J'ai célébré le basculement dans l'an 2000 avec des amis autour d'une bouteille de Roederer millésimée 1969. Retrouvée dans ma cave, elle avait échappé au pillage de septembre 96 lors duquel beaucoup de ce que la maison recelait d'alcoolique, vins et parfums, avait disparu. Il pouvait en sortir du correct, du moyen, ou de l'imbuvable. Je supputais mais à vrai dire je n'en savais rien. Je ne m'attendais certainement pas à du grandiose. Je dis "le passage à l'an 2000", mais nous n'avions pas attendu les douze coups de minuit. La rescapée était l'objet de toutes les attentions, de toutes les curiosités, de toutes les attentes. Attentes de la révélation. Et puis nous avions soif, ce qui est la meilleure raison de se désaltérer. Il y a de la fébrilité dans l'air. Un des garçons se dévoue pour déboucher la bouteille. Un "pop" discret, à peine perçu par l'assistance, souffle retenu. Le vin est doré, ambré. Il frémit à peine dans les flûtes, mais suffisamment pour rappeler sa nature et ses origines. Il libère sur les papilles des saveurs d'amande, de miel et de raisins secs. Les bulles ont perdu leur agressivité. C'est une merveille. Nous savourons religieusement le vénérable. Nous avons conscience que cet instant est sans prix. La mémoire gustative, la mémoire tout court, en resteront longtemps marquées.

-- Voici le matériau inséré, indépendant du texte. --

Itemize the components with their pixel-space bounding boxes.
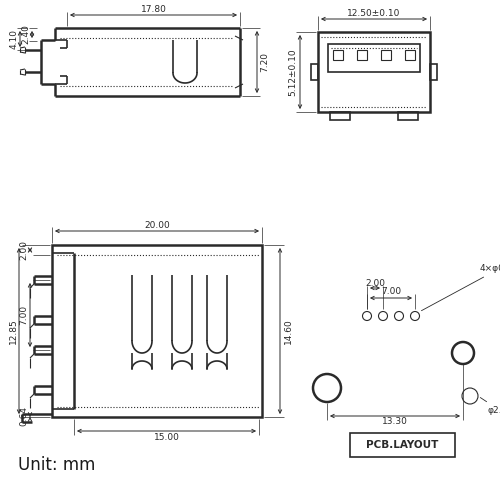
Bar bbox=[52, 245, 262, 417]
Text: φ2.40: φ2.40 bbox=[480, 398, 500, 415]
Text: 4×φ0.92: 4×φ0.92 bbox=[422, 264, 500, 310]
Text: 15.00: 15.00 bbox=[154, 432, 180, 442]
Text: 7.00: 7.00 bbox=[381, 288, 401, 296]
Text: PCB.LAYOUT: PCB.LAYOUT bbox=[366, 440, 438, 450]
Text: 5.12±0.10: 5.12±0.10 bbox=[288, 48, 298, 96]
Bar bbox=[430, 64, 437, 80]
Text: 13.30: 13.30 bbox=[382, 418, 408, 426]
Bar bbox=[381, 50, 391, 60]
Text: 4.10: 4.10 bbox=[10, 29, 18, 49]
Bar bbox=[311, 64, 318, 80]
Text: 12.50±0.10: 12.50±0.10 bbox=[348, 8, 401, 18]
Text: 2.00: 2.00 bbox=[20, 240, 28, 260]
Bar bbox=[330, 112, 350, 120]
Bar bbox=[333, 50, 343, 60]
Bar bbox=[405, 50, 415, 60]
Text: 7.20: 7.20 bbox=[260, 52, 270, 72]
Text: 12.85: 12.85 bbox=[8, 318, 18, 344]
Bar bbox=[398, 112, 418, 120]
Bar bbox=[328, 44, 420, 72]
Text: 17.80: 17.80 bbox=[140, 4, 166, 14]
Text: 7.00: 7.00 bbox=[20, 305, 28, 325]
Text: Unit: mm: Unit: mm bbox=[18, 456, 96, 474]
Bar bbox=[357, 50, 367, 60]
Text: 14.60: 14.60 bbox=[284, 318, 292, 344]
Bar bbox=[350, 433, 455, 457]
Text: 2.00: 2.00 bbox=[365, 278, 385, 287]
Text: 0.64: 0.64 bbox=[20, 406, 28, 425]
Text: 2.40: 2.40 bbox=[22, 24, 30, 44]
Text: 20.00: 20.00 bbox=[144, 220, 170, 230]
Bar bbox=[318, 32, 430, 112]
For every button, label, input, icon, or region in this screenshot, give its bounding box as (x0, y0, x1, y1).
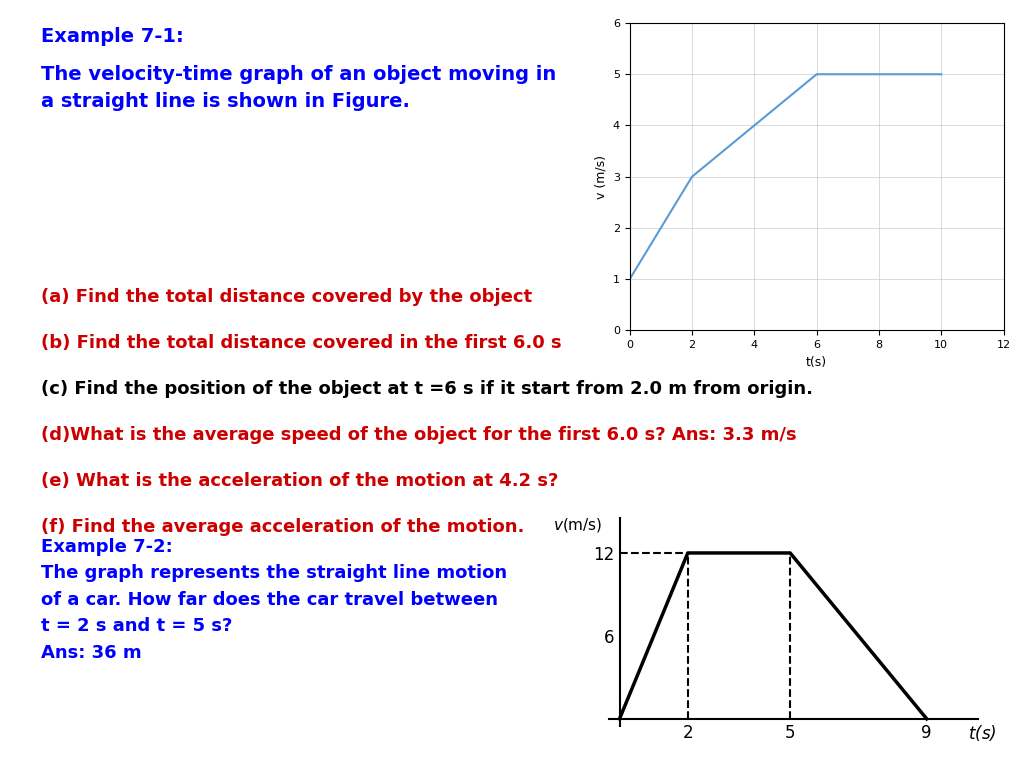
Text: $t$(s): $t$(s) (968, 723, 996, 743)
Text: Example 7-1:: Example 7-1: (41, 27, 183, 46)
Text: Example 7-2:: Example 7-2: (41, 538, 173, 555)
Text: (d)What is the average speed of the object for the first 6.0 s? Ans: 3.3 m/s: (d)What is the average speed of the obje… (41, 426, 797, 444)
Text: (c) Find the position of the object at t =6 s if it start from 2.0 m from origin: (c) Find the position of the object at t… (41, 380, 813, 398)
Y-axis label: v (m/s): v (m/s) (594, 154, 607, 199)
Text: (e) What is the acceleration of the motion at 4.2 s?: (e) What is the acceleration of the moti… (41, 472, 558, 490)
Text: (a) Find the total distance covered by the object: (a) Find the total distance covered by t… (41, 288, 532, 306)
Text: The graph represents the straight line motion
of a car. How far does the car tra: The graph represents the straight line m… (41, 564, 507, 662)
Text: The velocity-time graph of an object moving in
a straight line is shown in Figur: The velocity-time graph of an object mov… (41, 65, 556, 111)
Text: (f) Find the average acceleration of the motion.: (f) Find the average acceleration of the… (41, 518, 524, 536)
X-axis label: t(s): t(s) (806, 356, 827, 369)
Text: (b) Find the total distance covered in the first 6.0 s: (b) Find the total distance covered in t… (41, 334, 561, 352)
Text: $v$(m/s): $v$(m/s) (553, 516, 602, 535)
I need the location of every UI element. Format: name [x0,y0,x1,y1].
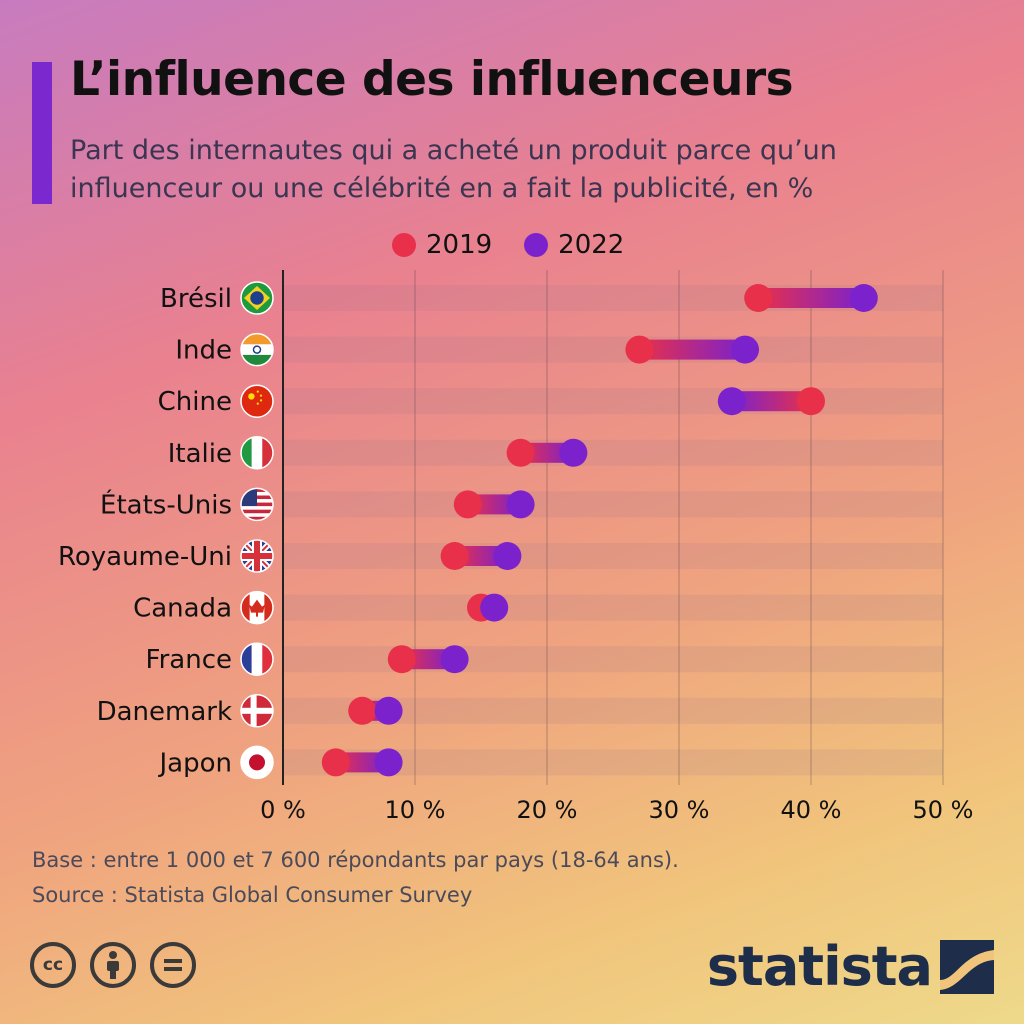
x-tick-label: 50 % [913,796,974,824]
x-tick-label: 30 % [649,796,710,824]
dumbbell-bar [520,442,574,463]
x-tick-label: 0 % [260,796,306,824]
legend-label-2019: 2019 [426,230,493,260]
row-band [283,439,943,466]
dumbbell-bar [758,288,864,308]
point-2022 [559,438,588,467]
italy-flag-icon [240,436,274,470]
france-flag-icon [240,642,274,676]
category-label: Japon [158,748,233,778]
row-band [283,491,943,518]
point-2022 [849,284,878,312]
dumbbell-bar [454,546,508,566]
category-label: Royaume-Uni [58,542,232,572]
row-band [283,388,943,415]
point-2019 [453,490,482,519]
category-label: France [146,645,232,675]
category-label: Inde [175,336,232,366]
row-band [283,594,943,621]
person-icon [107,951,119,979]
row-band [283,336,943,363]
brand-name: statista [706,935,933,998]
x-tick-label: 20 % [517,796,578,824]
by-icon[interactable] [90,942,136,988]
chart-title: L’influence des influenceurs [70,52,794,107]
row-band [283,543,943,569]
point-2019 [321,748,350,777]
uk-flag-icon [240,539,274,573]
legend-label-2022: 2022 [558,230,625,260]
dumbbell-bar [467,494,521,515]
chart-subtitle: Part des internautes qui a acheté un pro… [70,135,837,204]
cc-icon[interactable]: cc [30,942,76,988]
statista-mark-icon [940,939,994,994]
x-tick-label: 40 % [781,796,842,824]
denmark-flag-icon [240,694,274,728]
legend-item-2022: 2022 [524,230,624,260]
point-2019 [797,387,825,416]
usa-flag-icon [240,487,274,522]
footnote-base: Base : entre 1 000 et 7 600 répondants p… [32,848,679,872]
point-2019 [744,284,773,312]
nd-icon[interactable] [150,942,196,988]
dumbbell-bar [401,649,455,670]
category-label: Danemark [97,697,232,727]
x-tick-label: 10 % [385,796,446,824]
point-2022 [374,748,403,777]
legend: 2019 2022 [392,230,656,260]
title-accent-bar [32,62,52,204]
point-2022 [731,335,759,364]
legend-item-2019: 2019 [392,230,492,260]
india-flag-icon [240,332,274,367]
legend-marker-2022 [524,233,549,257]
dumbbell-bar [639,339,745,360]
statista-logo[interactable]: statista [707,935,994,998]
license-icons: cc [30,942,210,988]
point-2019 [625,335,654,364]
category-label: États-Unis [100,488,232,520]
dumbbell-bar [731,391,811,412]
equals-icon [164,959,182,971]
point-2022 [717,387,746,416]
china-flag-icon [240,384,274,418]
point-2019 [440,542,469,570]
point-2022 [480,593,509,622]
japan-flag-icon [240,745,274,780]
category-label: Canada [133,594,232,624]
dumbbell-bar [335,752,389,773]
point-2022 [374,696,403,725]
legend-marker-2019 [392,233,416,257]
row-band [283,646,943,673]
cc-icon-label: cc [42,955,64,975]
point-2019 [387,645,416,674]
point-2022 [493,542,522,570]
point-2022 [506,490,535,519]
point-2022 [440,645,469,674]
category-label: Chine [158,387,232,417]
canada-flag-icon [240,590,274,625]
point-2019 [348,696,377,725]
point-2019 [506,438,535,467]
footnote-source: Source : Statista Global Consumer Survey [32,883,473,907]
category-label: Brésil [160,284,232,314]
category-label: Italie [168,439,232,469]
brazil-flag-icon [240,281,274,315]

J'ai pensé à ces moments lorsque j'ai redécouvert Yvresse, lancé en 1993 par la maison Yves Saint-Laurent. Le testeur, esseulé sur le rayon du bas, s'ennuyait. Il y a longtemps qu'il n'est plus sous les feux de la rampe. Je me suis dit "Pourquoi pas ?". Baptisé Champagne à sa naissance, son nom lui fut finalement retiré, histoire de ne pas s'attirer davantage les foudres (si je puis dire) des vignerons champenois fort marris de ce sacrilège, et remplacé par un autre, plus politiquement correct dirons-nous, plus propre en tout cas à ménager les susceptibilités.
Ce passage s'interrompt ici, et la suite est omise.